Enhancing AI Reasoning with Step-Wise Reinforcement Learning
Researchers from Stanford University and Google DeepMind have introduced Step-Wise Reinforcement Learning (SWiRL), a novel technique designed to improve the ability of large language models (LLMs) to handle complex tasks requiring multi-step reasoning and tool use. This development comes as interest in AI agents and LLM tool use continues to grow, potentially offering significant benefits for enterprises looking to integrate reasoning models into their applications and workflows.
The Challenge of Multi-Step Problems
Real-world enterprise applications often involve multi-step processes, such as planning complex marketing campaigns that require market research, internal data analysis, budget calculation, and reviewing customer support tickets. These tasks necessitate online searches, access to internal databases, and running code.
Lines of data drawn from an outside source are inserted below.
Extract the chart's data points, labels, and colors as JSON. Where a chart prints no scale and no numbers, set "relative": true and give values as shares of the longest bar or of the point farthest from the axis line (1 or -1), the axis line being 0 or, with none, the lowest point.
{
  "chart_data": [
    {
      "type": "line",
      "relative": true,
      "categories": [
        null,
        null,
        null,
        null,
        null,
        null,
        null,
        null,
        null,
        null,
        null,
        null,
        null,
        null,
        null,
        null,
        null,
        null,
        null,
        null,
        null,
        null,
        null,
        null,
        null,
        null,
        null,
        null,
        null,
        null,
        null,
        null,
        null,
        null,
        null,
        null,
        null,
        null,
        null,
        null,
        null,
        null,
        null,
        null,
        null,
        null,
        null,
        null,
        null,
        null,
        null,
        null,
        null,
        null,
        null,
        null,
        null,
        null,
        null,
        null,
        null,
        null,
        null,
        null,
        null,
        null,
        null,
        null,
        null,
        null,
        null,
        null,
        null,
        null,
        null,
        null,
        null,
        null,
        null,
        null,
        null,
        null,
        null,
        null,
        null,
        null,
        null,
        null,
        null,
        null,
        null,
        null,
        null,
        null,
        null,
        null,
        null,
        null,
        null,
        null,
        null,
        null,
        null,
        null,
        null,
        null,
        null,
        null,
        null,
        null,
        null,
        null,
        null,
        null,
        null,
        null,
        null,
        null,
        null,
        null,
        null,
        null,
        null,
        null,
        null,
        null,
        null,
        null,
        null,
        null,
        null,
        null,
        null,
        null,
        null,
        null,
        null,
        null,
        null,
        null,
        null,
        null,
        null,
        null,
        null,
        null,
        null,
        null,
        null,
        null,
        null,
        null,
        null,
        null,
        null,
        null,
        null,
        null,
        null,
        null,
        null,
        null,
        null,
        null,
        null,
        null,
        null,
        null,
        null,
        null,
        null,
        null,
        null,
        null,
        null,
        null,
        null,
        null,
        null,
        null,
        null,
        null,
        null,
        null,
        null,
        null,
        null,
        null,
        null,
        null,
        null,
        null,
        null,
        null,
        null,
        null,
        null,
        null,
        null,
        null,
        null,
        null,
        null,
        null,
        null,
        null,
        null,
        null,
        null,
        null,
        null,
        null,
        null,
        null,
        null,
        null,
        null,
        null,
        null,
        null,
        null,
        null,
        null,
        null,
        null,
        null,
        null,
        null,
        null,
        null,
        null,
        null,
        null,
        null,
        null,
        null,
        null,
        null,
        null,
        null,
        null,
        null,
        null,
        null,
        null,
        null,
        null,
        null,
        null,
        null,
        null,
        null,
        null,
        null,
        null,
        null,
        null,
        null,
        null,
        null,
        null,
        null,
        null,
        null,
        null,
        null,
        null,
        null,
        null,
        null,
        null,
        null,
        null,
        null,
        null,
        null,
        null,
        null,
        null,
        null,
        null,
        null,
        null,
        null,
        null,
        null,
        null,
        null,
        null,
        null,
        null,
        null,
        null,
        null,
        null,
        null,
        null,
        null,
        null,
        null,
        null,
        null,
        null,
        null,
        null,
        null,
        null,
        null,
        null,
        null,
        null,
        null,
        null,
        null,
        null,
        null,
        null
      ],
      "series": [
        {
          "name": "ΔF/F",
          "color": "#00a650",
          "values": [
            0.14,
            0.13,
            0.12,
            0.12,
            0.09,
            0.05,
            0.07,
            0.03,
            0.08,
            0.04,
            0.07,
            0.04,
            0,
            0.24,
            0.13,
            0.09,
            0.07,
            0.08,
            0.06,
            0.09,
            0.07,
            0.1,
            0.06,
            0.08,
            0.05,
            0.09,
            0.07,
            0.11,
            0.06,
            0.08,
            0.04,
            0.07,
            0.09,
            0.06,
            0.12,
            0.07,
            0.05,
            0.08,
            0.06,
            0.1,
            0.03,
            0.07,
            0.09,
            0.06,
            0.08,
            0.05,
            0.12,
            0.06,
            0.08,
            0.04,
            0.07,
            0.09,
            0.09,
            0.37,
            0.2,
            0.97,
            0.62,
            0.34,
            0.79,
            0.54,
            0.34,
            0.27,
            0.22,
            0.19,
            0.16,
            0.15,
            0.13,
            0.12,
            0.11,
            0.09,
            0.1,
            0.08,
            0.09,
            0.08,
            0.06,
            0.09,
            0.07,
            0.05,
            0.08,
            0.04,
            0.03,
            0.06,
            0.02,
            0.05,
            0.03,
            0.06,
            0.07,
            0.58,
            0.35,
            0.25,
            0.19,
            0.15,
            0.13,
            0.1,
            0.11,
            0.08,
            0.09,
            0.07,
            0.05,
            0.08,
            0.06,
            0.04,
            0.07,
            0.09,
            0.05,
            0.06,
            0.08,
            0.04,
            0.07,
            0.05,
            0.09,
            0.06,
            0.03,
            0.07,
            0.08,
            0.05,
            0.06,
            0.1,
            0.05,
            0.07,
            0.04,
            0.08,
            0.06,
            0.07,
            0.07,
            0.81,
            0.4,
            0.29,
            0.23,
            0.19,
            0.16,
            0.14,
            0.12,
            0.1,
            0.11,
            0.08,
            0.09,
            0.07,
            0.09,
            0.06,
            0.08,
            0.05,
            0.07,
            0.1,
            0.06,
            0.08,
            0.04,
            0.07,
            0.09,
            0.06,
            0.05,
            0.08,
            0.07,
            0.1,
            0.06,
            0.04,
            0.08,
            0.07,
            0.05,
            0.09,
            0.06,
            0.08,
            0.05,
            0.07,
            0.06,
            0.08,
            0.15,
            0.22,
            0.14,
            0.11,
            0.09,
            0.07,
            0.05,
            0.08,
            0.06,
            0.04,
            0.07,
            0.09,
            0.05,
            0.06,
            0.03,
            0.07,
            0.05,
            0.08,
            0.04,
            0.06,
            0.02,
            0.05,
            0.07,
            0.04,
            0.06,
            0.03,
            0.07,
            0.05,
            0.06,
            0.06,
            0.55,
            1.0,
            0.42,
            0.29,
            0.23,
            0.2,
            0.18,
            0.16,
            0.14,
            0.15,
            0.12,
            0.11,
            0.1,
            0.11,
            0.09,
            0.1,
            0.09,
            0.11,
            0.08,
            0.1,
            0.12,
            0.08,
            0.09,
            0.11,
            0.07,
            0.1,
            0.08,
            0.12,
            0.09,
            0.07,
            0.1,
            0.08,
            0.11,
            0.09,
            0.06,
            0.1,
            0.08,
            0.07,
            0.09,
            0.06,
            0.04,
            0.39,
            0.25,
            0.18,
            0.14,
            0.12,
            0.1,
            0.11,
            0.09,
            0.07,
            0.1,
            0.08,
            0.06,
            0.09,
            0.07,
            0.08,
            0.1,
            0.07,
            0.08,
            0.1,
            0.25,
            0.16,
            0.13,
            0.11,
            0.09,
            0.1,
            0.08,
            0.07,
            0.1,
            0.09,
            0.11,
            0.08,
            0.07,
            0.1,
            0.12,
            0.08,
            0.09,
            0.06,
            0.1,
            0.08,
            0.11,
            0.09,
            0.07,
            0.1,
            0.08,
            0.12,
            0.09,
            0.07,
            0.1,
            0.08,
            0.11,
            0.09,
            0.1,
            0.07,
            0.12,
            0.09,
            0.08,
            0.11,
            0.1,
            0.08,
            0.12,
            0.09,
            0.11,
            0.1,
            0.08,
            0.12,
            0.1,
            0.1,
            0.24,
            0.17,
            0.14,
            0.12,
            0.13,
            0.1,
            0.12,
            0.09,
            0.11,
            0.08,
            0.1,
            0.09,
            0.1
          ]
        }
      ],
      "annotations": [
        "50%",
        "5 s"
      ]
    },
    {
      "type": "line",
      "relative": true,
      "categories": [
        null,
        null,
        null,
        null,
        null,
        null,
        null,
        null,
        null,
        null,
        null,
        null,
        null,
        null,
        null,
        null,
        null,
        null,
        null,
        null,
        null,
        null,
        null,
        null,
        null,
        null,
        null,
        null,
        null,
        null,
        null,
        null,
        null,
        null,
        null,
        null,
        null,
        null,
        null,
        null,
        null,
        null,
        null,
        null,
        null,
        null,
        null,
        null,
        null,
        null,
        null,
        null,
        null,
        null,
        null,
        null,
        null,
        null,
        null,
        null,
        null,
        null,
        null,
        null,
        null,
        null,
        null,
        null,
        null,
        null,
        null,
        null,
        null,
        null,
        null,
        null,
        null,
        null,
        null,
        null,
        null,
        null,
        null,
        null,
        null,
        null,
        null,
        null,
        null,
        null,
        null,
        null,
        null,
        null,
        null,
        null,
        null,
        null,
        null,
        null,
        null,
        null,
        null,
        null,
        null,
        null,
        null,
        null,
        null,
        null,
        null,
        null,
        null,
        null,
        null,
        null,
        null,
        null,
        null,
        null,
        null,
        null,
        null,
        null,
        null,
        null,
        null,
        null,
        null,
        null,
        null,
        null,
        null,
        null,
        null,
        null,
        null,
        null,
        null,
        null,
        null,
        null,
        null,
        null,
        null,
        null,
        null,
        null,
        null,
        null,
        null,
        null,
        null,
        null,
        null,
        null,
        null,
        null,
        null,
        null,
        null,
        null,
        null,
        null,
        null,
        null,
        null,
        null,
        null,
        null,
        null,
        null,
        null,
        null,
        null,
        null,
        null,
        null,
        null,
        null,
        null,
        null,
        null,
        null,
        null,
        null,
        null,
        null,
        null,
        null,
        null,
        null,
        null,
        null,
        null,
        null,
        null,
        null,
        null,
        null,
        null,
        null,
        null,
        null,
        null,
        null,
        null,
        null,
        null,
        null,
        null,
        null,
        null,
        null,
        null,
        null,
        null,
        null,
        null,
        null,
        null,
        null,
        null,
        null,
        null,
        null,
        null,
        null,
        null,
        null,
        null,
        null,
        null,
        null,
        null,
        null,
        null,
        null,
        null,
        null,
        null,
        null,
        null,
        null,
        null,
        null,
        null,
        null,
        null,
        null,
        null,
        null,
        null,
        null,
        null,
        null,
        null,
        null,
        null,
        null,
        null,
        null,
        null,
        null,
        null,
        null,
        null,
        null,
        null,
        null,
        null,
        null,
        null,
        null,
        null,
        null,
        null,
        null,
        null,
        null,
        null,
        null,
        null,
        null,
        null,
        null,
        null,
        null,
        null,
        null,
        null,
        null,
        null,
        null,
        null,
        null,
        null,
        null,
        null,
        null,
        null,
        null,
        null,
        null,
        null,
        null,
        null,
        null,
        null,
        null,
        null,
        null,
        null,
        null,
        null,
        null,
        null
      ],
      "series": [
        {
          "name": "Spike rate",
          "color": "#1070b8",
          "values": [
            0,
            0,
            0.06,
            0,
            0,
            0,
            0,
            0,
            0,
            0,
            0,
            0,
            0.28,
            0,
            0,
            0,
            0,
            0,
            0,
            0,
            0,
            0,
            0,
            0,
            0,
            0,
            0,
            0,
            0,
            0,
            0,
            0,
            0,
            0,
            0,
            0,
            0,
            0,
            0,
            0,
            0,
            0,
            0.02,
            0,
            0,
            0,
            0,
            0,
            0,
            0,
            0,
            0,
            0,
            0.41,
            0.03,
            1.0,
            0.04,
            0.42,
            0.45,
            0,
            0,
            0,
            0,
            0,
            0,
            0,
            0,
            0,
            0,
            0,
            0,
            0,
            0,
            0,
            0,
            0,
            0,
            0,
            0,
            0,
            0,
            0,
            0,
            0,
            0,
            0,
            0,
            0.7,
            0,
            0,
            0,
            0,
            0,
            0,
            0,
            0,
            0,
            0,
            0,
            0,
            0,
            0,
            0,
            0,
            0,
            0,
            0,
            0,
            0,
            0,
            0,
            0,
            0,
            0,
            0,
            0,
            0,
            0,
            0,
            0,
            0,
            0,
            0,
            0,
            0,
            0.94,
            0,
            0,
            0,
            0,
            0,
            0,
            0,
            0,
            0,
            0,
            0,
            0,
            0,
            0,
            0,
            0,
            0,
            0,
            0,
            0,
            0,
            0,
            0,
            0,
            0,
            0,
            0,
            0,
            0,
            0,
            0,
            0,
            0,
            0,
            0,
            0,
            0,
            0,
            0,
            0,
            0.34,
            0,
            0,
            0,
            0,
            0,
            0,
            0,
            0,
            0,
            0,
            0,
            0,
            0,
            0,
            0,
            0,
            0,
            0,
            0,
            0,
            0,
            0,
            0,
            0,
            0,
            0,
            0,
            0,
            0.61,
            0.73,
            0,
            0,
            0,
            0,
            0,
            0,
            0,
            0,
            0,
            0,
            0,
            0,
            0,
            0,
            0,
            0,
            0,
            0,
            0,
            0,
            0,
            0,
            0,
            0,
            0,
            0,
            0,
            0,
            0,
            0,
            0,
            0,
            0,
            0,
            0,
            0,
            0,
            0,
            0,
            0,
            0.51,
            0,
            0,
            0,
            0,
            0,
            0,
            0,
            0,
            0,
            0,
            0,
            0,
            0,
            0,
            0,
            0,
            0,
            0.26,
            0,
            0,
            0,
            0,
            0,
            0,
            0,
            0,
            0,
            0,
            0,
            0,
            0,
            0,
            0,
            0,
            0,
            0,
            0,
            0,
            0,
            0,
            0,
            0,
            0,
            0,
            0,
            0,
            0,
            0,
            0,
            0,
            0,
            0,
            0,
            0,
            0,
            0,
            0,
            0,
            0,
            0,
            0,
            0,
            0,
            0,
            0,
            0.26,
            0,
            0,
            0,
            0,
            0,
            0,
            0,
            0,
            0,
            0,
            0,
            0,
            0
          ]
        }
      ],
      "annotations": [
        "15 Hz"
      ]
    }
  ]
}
Traditional reinforcement learning (RL) methods used to fine-tune LLMs, such as Reinforcement Learning from Human Feedback (RLHF) or RL from AI Feedback (RLAIF), typically focus on optimizing models for single-step reasoning tasks.

The lead authors of the SWiRL paper, Anna Goldie and Azalia Mirhosseini, believe that current LLM training methods are not suited for the multi-step reasoning tasks required by real-world applications. They noted that LLMs trained via traditional methods struggle with multi-step planning and tool integration, making it difficult to perform tasks that require retrieving and synthesizing documents from multiple sources or multiple steps of reasoning and arithmetic calculation.
How SWiRL Works
SWiRL addresses the multi-step challenge through a combination of synthetic data generation and a specialized RL approach that trains models on entire sequences of actions. The technique employs a two-stage methodology. First, it generates and filters large amounts of multi-step reasoning and tool-use data. Second, it uses a step-wise RL algorithm to optimize a base LLM using these generated trajectories.

The data generation process involves giving an LLM access to relevant tools like search engines or calculators. The model is then prompted iteratively to generate a ‘trajectory,’ a sequence of steps to solve a given problem. At each step, the model can generate internal reasoning, call a tool, or produce the final answer. If it calls a tool, the query is extracted, executed, and the result is fed back into the model’s context for the next step.

SWiRL achieved its best results using process-filtered data, which includes trajectories where each reasoning step or tool call was deemed logical given the previous context, even if the final answer turned out to be wrong. The researchers found that SWiRL can learn even from trajectories that end in incorrect final answers.
Evaluating SWiRL’s Performance
The Stanford and Google DeepMind team evaluated SWiRL across several challenging multi-step question-answering and mathematical reasoning tasks. Compared to baseline models, SWiRL demonstrated significant relative accuracy improvements, ranging from 11% to over 21% on datasets like GSM8K, HotPotQA, MuSiQue, and BeerQA. The experiments confirmed that training a Gemma 2-27B model with SWiRL on process-filtered data yielded the best results.
Moreover, SWiRL exhibited strong generalization capabilities. Training a model using SWiRL on text-based question-answering examples improved its performance on math reasoning tasks, even though the model wasn’t explicitly trained on math problems. This transferability across different tasks and tool types is highly valuable as there is an explosion of agentic applications for language models.
The researchers noted that SWiRL’s generalization seems quite robust in the domains they explored, but they expressed interest in testing this in other areas such as coding. They believe that an enterprise AI model trained on one core task using SWiRL would likely exhibit significant performance improvements on other, seemingly unrelated tasks without task-specific fine-tuning.